The hospital, facing an acute shortage of medical staff, are advertising for several department managers. We are living in a Kafkaesque world.
I heard the skinny on the lorry driver shortage from a lorry driving mate of mine recently. He reckons the reason the Eastern European drivers have upped sticks and left is that a lot of them have been running their work through personal service companies and via agencies, and have used Covid as a suitable time to do a flit from the country and not pay the taxes dues on their company. The timing kind of makes sense, small companies pay their tax 9 months after the year end, so if your year end was 31st March then all the tax for 2019/20 would have been due on 1st Jan 2021. So Pavlov could work all of 2020, and some of 2021 (as its unlikely that anyone would have come chasing him if he missed the January 2021 payment date, there was a lockdown on). Then once the lockdown ended then do a runner with all the profits from April 2019 to April 2021, never to be seen again. Also probably taking a bounce back loan with him, probably for the max £50k. This would explain why was no lorry driver shortage last year (when Brexit actually happened) but one has manifested this year when there’s no obvious reason for Eastern Europeans to leave.
He also said that the way lorry drivers were treated during the lockdowns has caused many older drivers to give up and retire. None of the collection or delivery sites would allow drivers to use any facilities, toilets etc, they didn’t even put temporary portaloos in or anything. So drivers were forced to piss in bottles and shit in bushes because they literally had nowhere to go when out on the road. He said loads of drivers close to retirement have just said ‘Fuck this for game of soldiers’ and retired.
@Jim, your account rings true but with one quibble-ette – you have to make a down-payment in advance of the year end on your CT, compliments to the one-eyed Scotsman. You still save on at least half the tax payment.

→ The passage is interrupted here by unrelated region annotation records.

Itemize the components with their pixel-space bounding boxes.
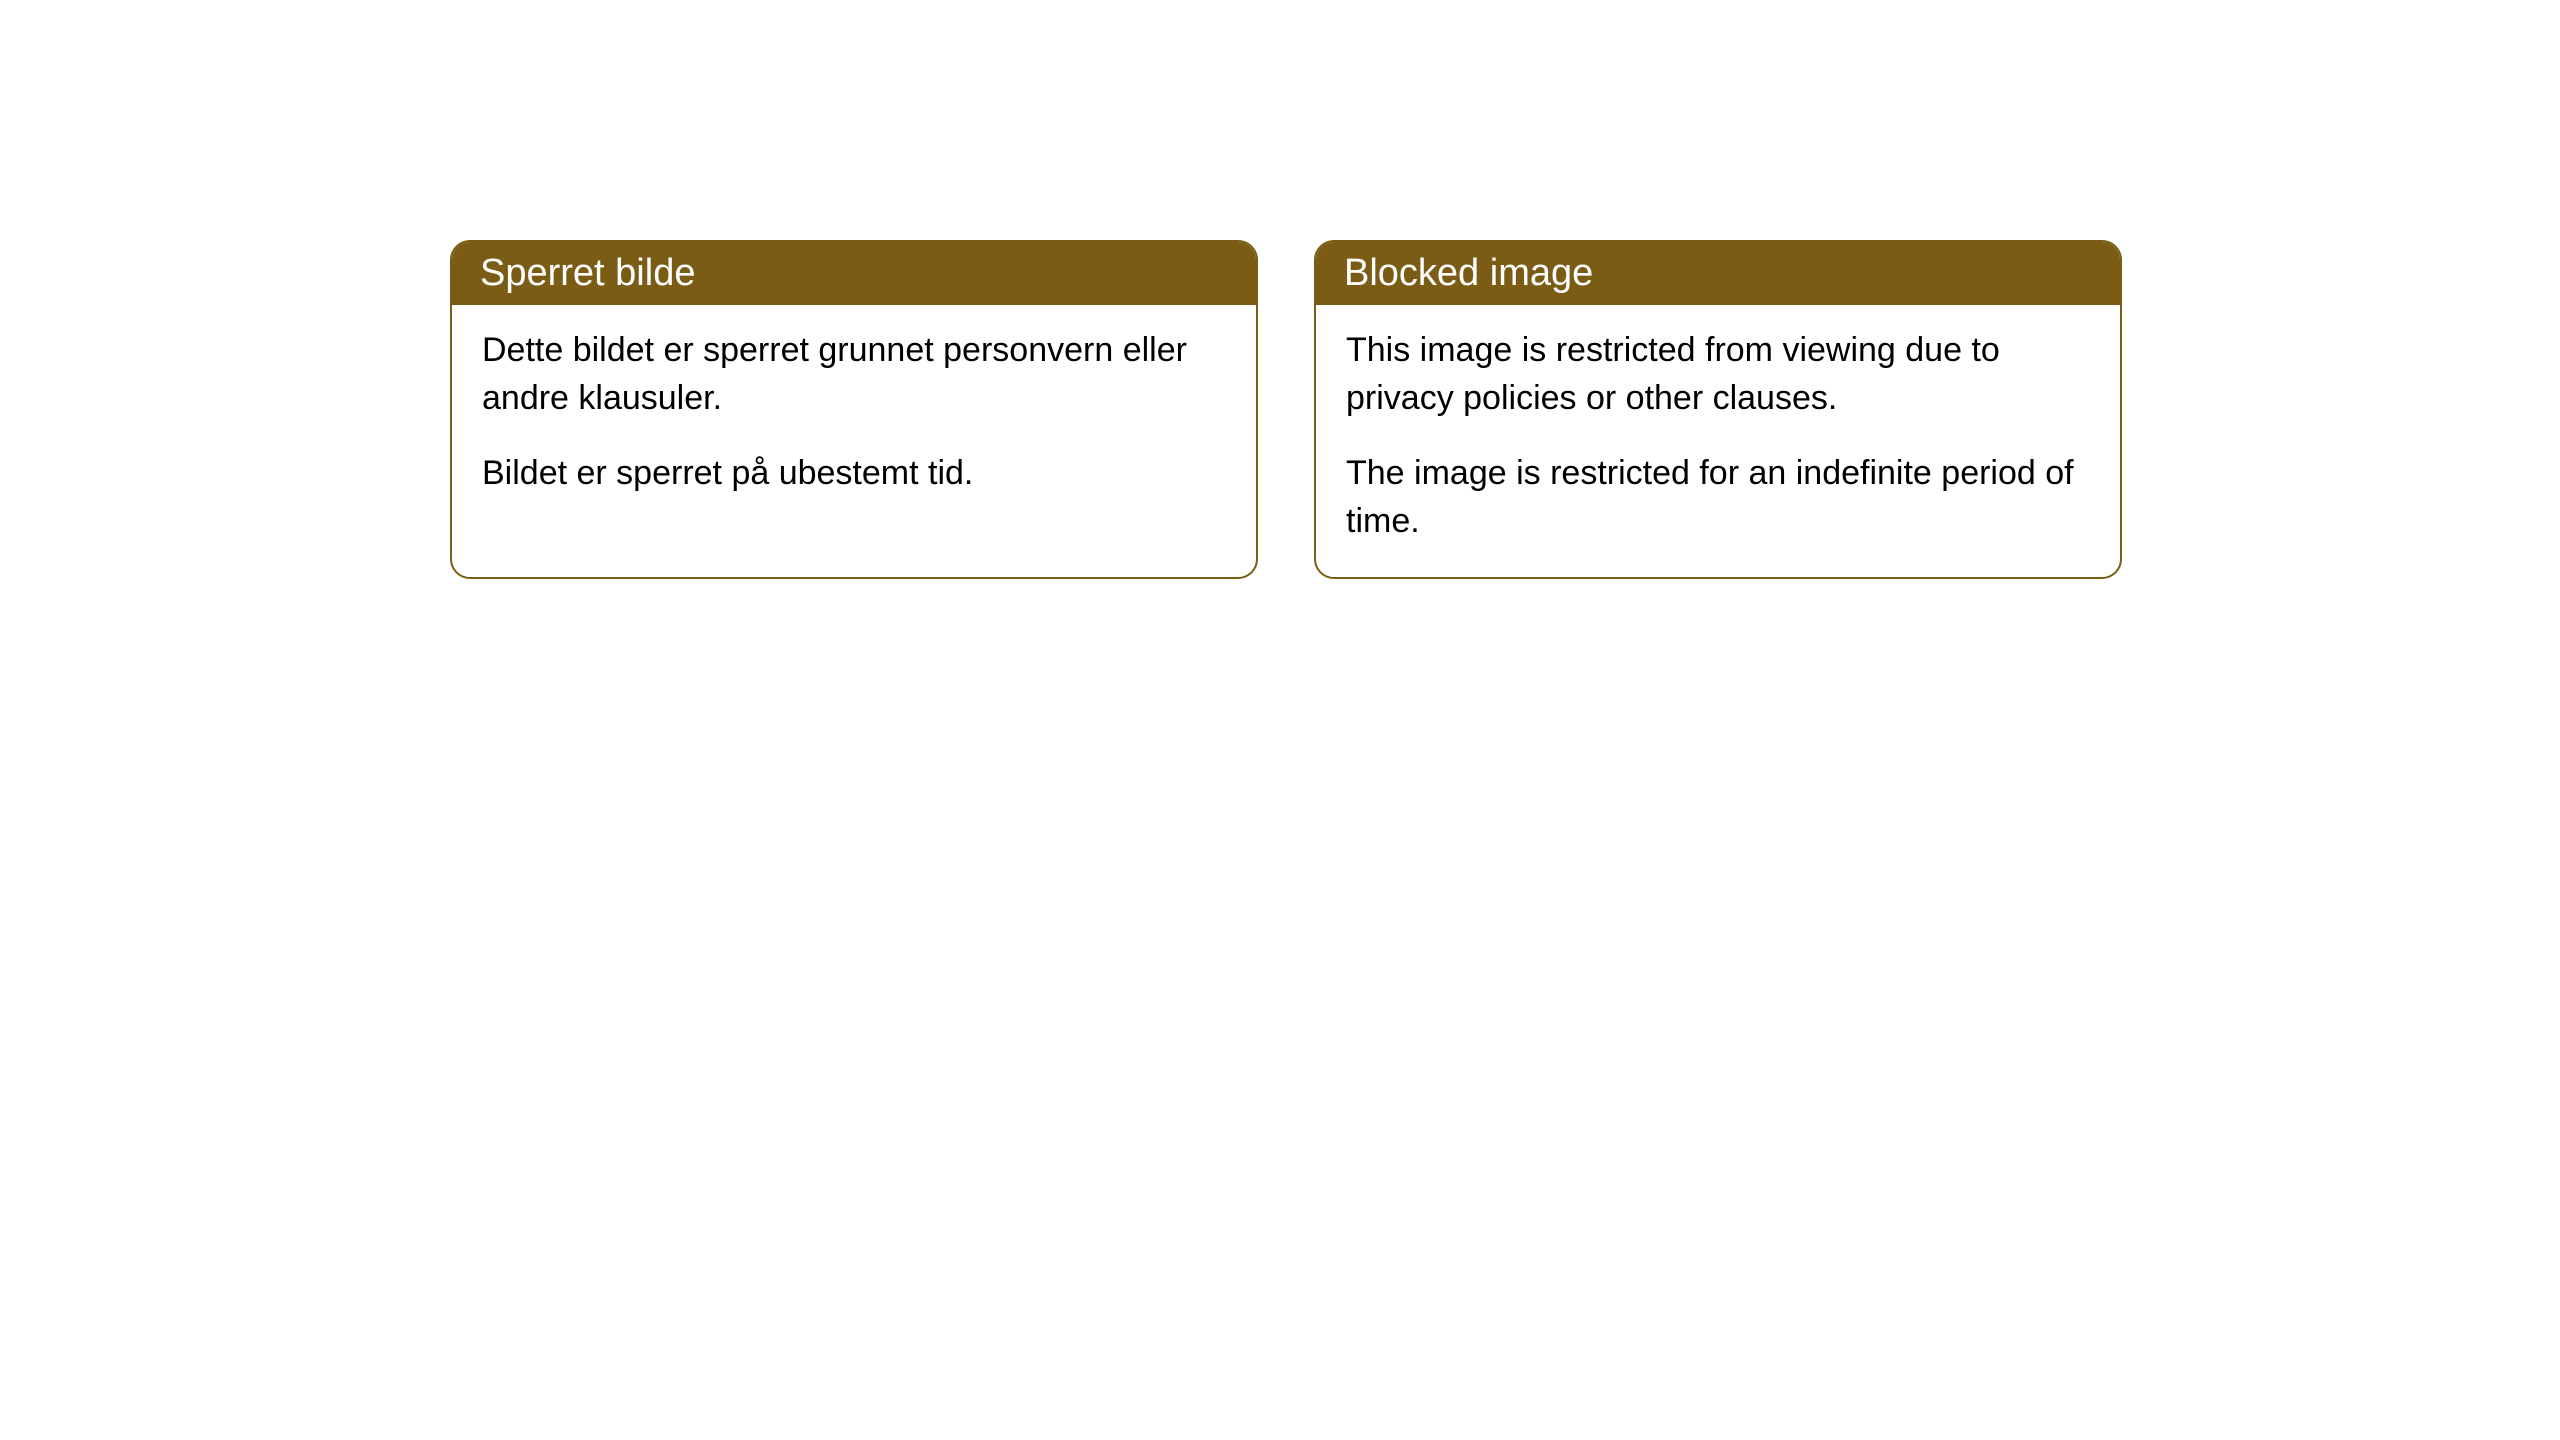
blocked-image-card-english: Blocked image This image is restricted f… <box>1314 240 2122 579</box>
card-paragraph1-english: This image is restricted from viewing du… <box>1346 327 2090 422</box>
card-header-english: Blocked image <box>1316 242 2120 305</box>
card-title-norwegian: Sperret bilde <box>480 252 695 294</box>
card-paragraph1-norwegian: Dette bildet er sperret grunnet personve… <box>482 327 1226 422</box>
card-paragraph2-english: The image is restricted for an indefinit… <box>1346 450 2090 545</box>
cards-container: Sperret bilde Dette bildet er sperret gr… <box>0 0 2560 579</box>
blocked-image-card-norwegian: Sperret bilde Dette bildet er sperret gr… <box>450 240 1258 579</box>
card-body-english: This image is restricted from viewing du… <box>1316 305 2120 577</box>
card-body-norwegian: Dette bildet er sperret grunnet personve… <box>452 305 1256 530</box>
card-paragraph2-norwegian: Bildet er sperret på ubestemt tid. <box>482 450 1226 498</box>
card-header-norwegian: Sperret bilde <box>452 242 1256 305</box>
card-title-english: Blocked image <box>1344 252 1593 294</box>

As another consideration, round here in Southern France, there seems to be a trend for constructing public artworks out of containers. Around Perpignan, it looks as if an entire suburb has been built out of them, stacked into blocks
“one quibble-ette – you have to make a down-payment in advance of the year end on your CT, compliments to the one-eyed Scotsman. You still save on at least half the tax payment.”
Is that not only for companies with profits over £1.5m? From the Gov.uk website:
The deadline for your payment will depend on your taxable profits.
Taxable profits of up to £1.5 million
You must pay your Corporation Tax 9 months and 1 day after the end of your accounting period. Your accounting period is usually your financial year, but you may have 2 accounting periods in the year you set up your company.
Fair cop, Jim. My mind must have been thinking about self-employed drivers rather than corporates
@Penseivat – “His request for information on what the vaccine contained was refused. ”
Well, that’s very strange, since the official patient information leaflet (see https://www.gov.uk/government/publications/regulatory-approval-of-covid-19-vaccine-astrazeneca/patient-information-leaflet-for-covid-19-vaccine-astrazeneca for the one for the Oxford/AstraZenica one) contains exactly that information in section 6.
But it seems that people who say they want to know what is in a vaccine before taking it very seldom actually want to know – as proven by their lack of personal research and what they do if given what they ask for. It seems that it’s generally just a delaying tactic to avoid admitting they have some irrational reason for refusing.